Week 5: Tools & Function Calling - 1. Giving LLMs Hands

Tool calling lets a model request app code, receive results, and then answer the user.

Before You Read

Explain tool calling as a contract between the model and application code.
Separate model decision-making from deterministic tool execution.
Identify tasks that require tools instead of pure text generation.

Working Model

A tool-using model does not directly perform side effects. It proposes a structured tool call, your application validates and executes it, then the model uses the returned result to continue or answer.

By default, Large Language Models are "brains in a jar." They are trapped in a text box. They can generate brilliant poetry, write complex code, and reason through difficult problems, but they cannot do anything. They cannot check the current weather, query your production database, send an email, or book a flight.

To build true AI Agents, we need to give LLMs "hands." We do this through a mechanism called Function Calling (or Tool Use).

The Illusion of Execution

A common misconception is that when you give an LLM a tool, the LLM actually runs the code. This is false.

LLMs are text prediction engines; they cannot execute Python scripts or make HTTP requests.
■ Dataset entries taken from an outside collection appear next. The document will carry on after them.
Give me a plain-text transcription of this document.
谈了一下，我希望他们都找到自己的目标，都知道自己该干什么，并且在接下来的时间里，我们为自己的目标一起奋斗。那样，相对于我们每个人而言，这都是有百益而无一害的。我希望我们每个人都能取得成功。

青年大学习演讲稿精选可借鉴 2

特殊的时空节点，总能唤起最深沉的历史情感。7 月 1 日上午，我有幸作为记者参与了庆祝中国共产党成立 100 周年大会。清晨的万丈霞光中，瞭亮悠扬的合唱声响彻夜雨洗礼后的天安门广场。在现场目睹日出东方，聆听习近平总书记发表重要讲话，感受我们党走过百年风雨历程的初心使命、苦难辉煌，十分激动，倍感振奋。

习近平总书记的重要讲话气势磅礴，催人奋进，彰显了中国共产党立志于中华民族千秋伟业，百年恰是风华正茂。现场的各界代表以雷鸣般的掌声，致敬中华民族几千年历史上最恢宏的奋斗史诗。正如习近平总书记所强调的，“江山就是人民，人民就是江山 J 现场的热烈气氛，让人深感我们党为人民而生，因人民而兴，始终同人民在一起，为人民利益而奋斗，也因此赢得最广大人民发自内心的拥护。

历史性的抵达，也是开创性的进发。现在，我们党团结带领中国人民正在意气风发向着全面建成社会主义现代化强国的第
Instead, Function Calling is a clever protocol:

You tell the LLM what tools (functions) you have available in your application.
If the user asks a question that requires a tool, the LLM stops generating normal text.
Instead, it generates a structured JSON object containing the name of the tool to use and the arguments to pass to it.
Your application intercepts this JSON, runs the actual code locally, and hands the result back to the LLM.

The Paradigm Shift

Introduced natively in major model APIs in 2023, Function Calling fundamentally changed how we build AI applications.

Before Function Calling, developers had to use complex "prompt engineering" hacks (like the ReAct framework) to coax the LLM into outputting a specific string like Action: Search, Input: Weather in Tokyo, and then use fragile Regular Expressions to parse that string.

Now, models can be given explicit tool definitions and can return structured tool-call arguments matching a schema you define. Strict schema modes make this much more reliable, but your application should still validate every argument before executing code. This makes robust AI systems possible without pretending the model itself is deterministic.